We have previously reported improvements in language and motor deficits using the Agile Method for rTMS in post-surgical glioma patients [8]. Here, we go beyond measuring motor outcomes by including QoL measurements. The EQ-5D has been used in other studies, such as in the investigation of QoL for patients with glioblastoma [17, 18]. A deterioration in QoL scores have been found to be correlated with shorter survival for patients with glioblastoma following craniotomy [17].
The presence of neuropsychiatric disorders may worsen QoL as much as motor deficits. Depression has been reported by the GOP to be significantly increased in patients following craniotomy [1, 2]. MDD may be treated with an FDA- approved rTMS to the dlPFC [7]. There have also been numerous studies on the use of personalized treatment using parcel-guided and fRMI-guided rTMS [19, 20]. Furthermore, finding treatment for depression as a secondary result of another disorder is not uncommon. rTMS have been successfully used to treat depression as a post-concussive symptom for patients with TBI [21–23]. To our knowledge, there has not been any studies focused on rTMS interventions to improve psychiatric symptoms that arise following craniotomy. The results in this present study suggest that the personalized, parcel-guided approach to rTMS treatment may help in decreasing depressive symptoms following craniotomy. Further studies must be done to show whether this preliminary finding holds true in a larger group of patients as well as for the potential that other neuropsychiatric symptoms can also be treated with this same method.
Safety
To mitigate the scalp discomfort experienced by some patient’s, stimulation intensity was ramped up from low percentages to the patient’s full percentage to allow the patient to adjust to the intensity. All patients were encouraged to maintain constant hydration during their treatment to reduce likelihood of headaches due to dehydration. All patients had the option of chewing gum or cotton buds to help control any facial movement due to muscular twitching from stimulation. All patients were also offered earplugs and were encouraged to use them if their stimulation intensity was higher than average.

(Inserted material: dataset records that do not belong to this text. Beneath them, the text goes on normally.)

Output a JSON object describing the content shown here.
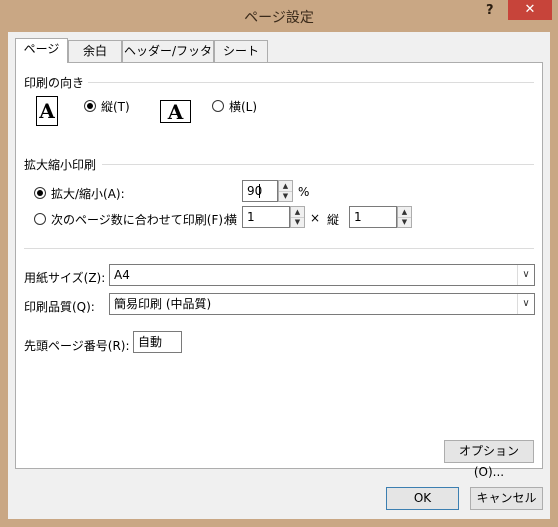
{
  "dialog": {
    "title": "ページ設定",
    "help": "?",
    "close": "✕"
  },
  "tabs": [
    {
      "label": "ページ",
      "active": true
    },
    {
      "label": "余白",
      "active": false
    },
    {
      "label": "ヘッダー/フッター",
      "active": false
    },
    {
      "label": "シート",
      "active": false
    }
  ],
  "orientation": {
    "group_label": "印刷の向き",
    "icon_letter": "A",
    "portrait_label": "縦(T)",
    "landscape_label": "横(L)",
    "selected": "portrait"
  },
  "scaling": {
    "group_label": "拡大縮小印刷",
    "adjust_label": "拡大/縮小(A):",
    "adjust_value": "90",
    "percent_sign": "%",
    "fit_label": "次のページ数に合わせて印刷(F):",
    "wide_label": "横",
    "wide_value": "1",
    "times_sign": "×",
    "tall_label": "縦",
    "tall_value": "1",
    "selected": "adjust"
  },
  "paper_size": {
    "label": "用紙サイズ(Z):",
    "value": "A4"
  },
  "print_quality": {
    "label": "印刷品質(Q):",
    "value": "簡易印刷 (中品質)"
  },
  "first_page": {
    "label": "先頭ページ番号(R):",
    "value": "自動"
  },
  "buttons": {
    "options": "オプション(O)...",
    "ok": "OK",
    "cancel": "キャンセル"
  }
}
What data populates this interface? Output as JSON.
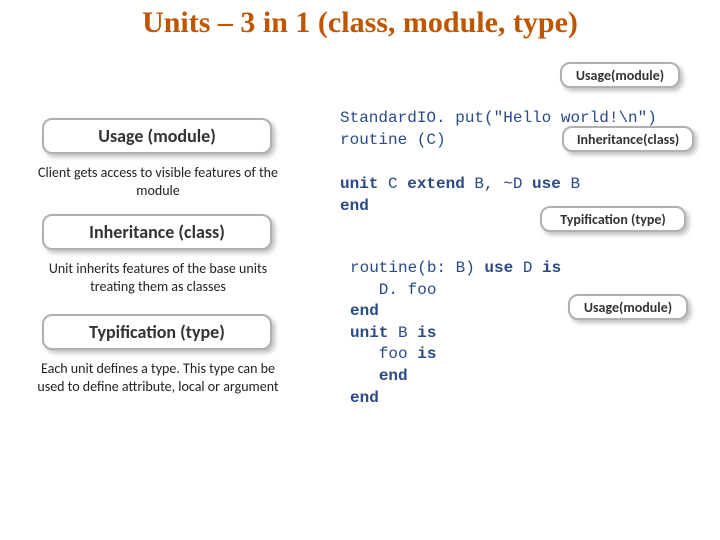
{
  "title": "Units – 3 in 1 (class, module, type)",
  "left": {
    "usage": {
      "heading": "Usage (module)",
      "desc": "Client gets access to visible features of the module"
    },
    "inheritance": {
      "heading": "Inheritance (class)",
      "desc": "Unit inherits features of the base units treating them as classes"
    },
    "typification": {
      "heading": "Typification (type)",
      "desc": "Each unit defines a type. This type can be used to define attribute, local or argument"
    }
  },
  "tags": {
    "t1": "Usage(module)",
    "t2": "Inheritance(class)",
    "t3": "Typification (type)",
    "t4": "Usage(module)"
  },
  "code": {
    "l1a": "Standard",
    "l1b": "IO. put(\"Hello world!\\n\")",
    "l2a": "routine (C)",
    "l3_unit": "unit",
    "l3_mid": " C ",
    "l3_extend": "extend",
    "l3_mid2": " B, ~D ",
    "l3_use": "use",
    "l3_tail": " B",
    "l4_end": "end",
    "l5a": "routine(b: B) ",
    "l5_use": "use",
    "l5b": " D ",
    "l5_is": "is",
    "l6": "   D. foo",
    "l7_end": "end",
    "l8_unit": "unit",
    "l8_mid": " B ",
    "l8_is": "is",
    "l9a": "   foo ",
    "l9_is": "is",
    "l10": "   ",
    "l10_end": "end",
    "l11_end": "end"
  }
}
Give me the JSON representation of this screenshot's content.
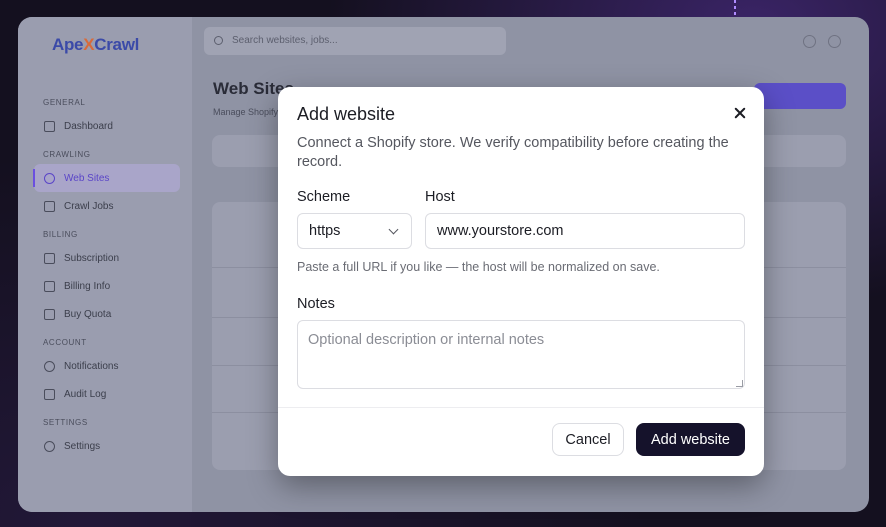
{
  "app": {
    "logo_prefix": "Ape",
    "logo_x": "X",
    "logo_suffix": "Crawl",
    "search_placeholder": "Search websites, jobs..."
  },
  "sidebar": {
    "sections": [
      {
        "title": "GENERAL",
        "items": [
          {
            "label": "Dashboard",
            "icon": "grid-icon"
          }
        ]
      },
      {
        "title": "CRAWLING",
        "items": [
          {
            "label": "Web Sites",
            "icon": "globe-icon",
            "active": true
          },
          {
            "label": "Crawl Jobs",
            "icon": "briefcase-icon"
          }
        ]
      },
      {
        "title": "BILLING",
        "items": [
          {
            "label": "Subscription",
            "icon": "card-icon"
          },
          {
            "label": "Billing Info",
            "icon": "document-icon"
          },
          {
            "label": "Buy Quota",
            "icon": "bag-icon"
          }
        ]
      },
      {
        "title": "ACCOUNT",
        "items": [
          {
            "label": "Notifications",
            "icon": "bell-icon"
          },
          {
            "label": "Audit Log",
            "icon": "log-icon"
          }
        ]
      },
      {
        "title": "SETTINGS",
        "items": [
          {
            "label": "Settings",
            "icon": "gear-icon"
          }
        ]
      }
    ]
  },
  "page": {
    "title": "Web Sites",
    "subtitle": "Manage Shopify"
  },
  "modal": {
    "title": "Add website",
    "description": "Connect a Shopify store. We verify compatibility before creating the record.",
    "scheme_label": "Scheme",
    "scheme_value": "https",
    "host_label": "Host",
    "host_value": "www.yourstore.com",
    "hint": "Paste a full URL if you like — the host will be normalized on save.",
    "notes_label": "Notes",
    "notes_placeholder": "Optional description or internal notes",
    "cancel_label": "Cancel",
    "submit_label": "Add website"
  }
}
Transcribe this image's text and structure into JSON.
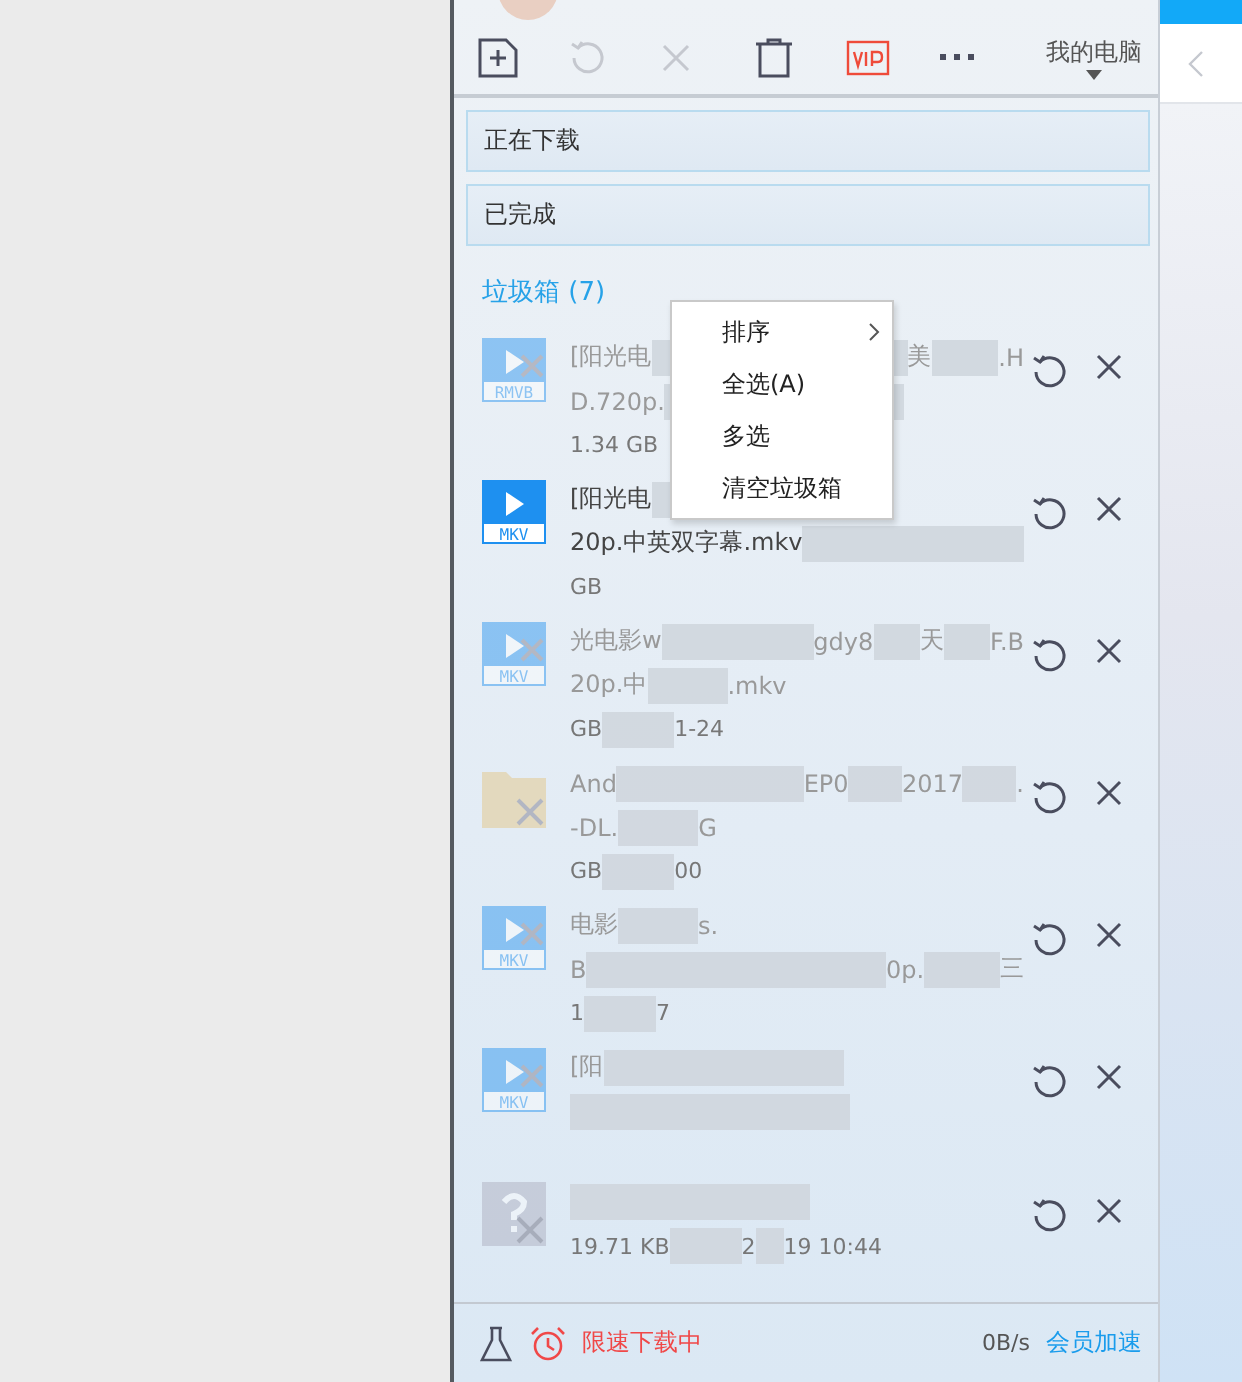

No seizures or adverse side effects were reported by patients following rTMS. Some patient reported minor side effects of fatigue, headaches, and scalp discomfort which were consistent with our previous use of rTMS treatment in patients with psycho-cognitive symptoms following strokes [24]. Therefore, the parcel-guided approach to multi-region rTMS targeting appears safe for patients following glioma resection.
Study Limitations
Our study is limited by its retrospective nature. The placebo effect has been shown to be very strong for motor function, as was described by a study on perceived treatment on individuals with Parkinson’s disease [25]. The treatment of depression with rTMS specifically has also shown to have a high the placebo effect [21]. However, one study on the use of rTMS for depression found that the placebo effect diminishes 11 weeks following therapy [26, 27]. The patient in our study with depression were followed up with 2 months after rTMS. Therefore, subsequent follow-up is warranted to identity whether the decrease in BDI scores is sustained three months following treatment. Moreover, additional studies with a larger sample size are warranted before a conclusion can be made on its efficacy in treating post-craniotomy depression. Subsequent follow-ups would also be beneficial for the eight patients with motor deficits.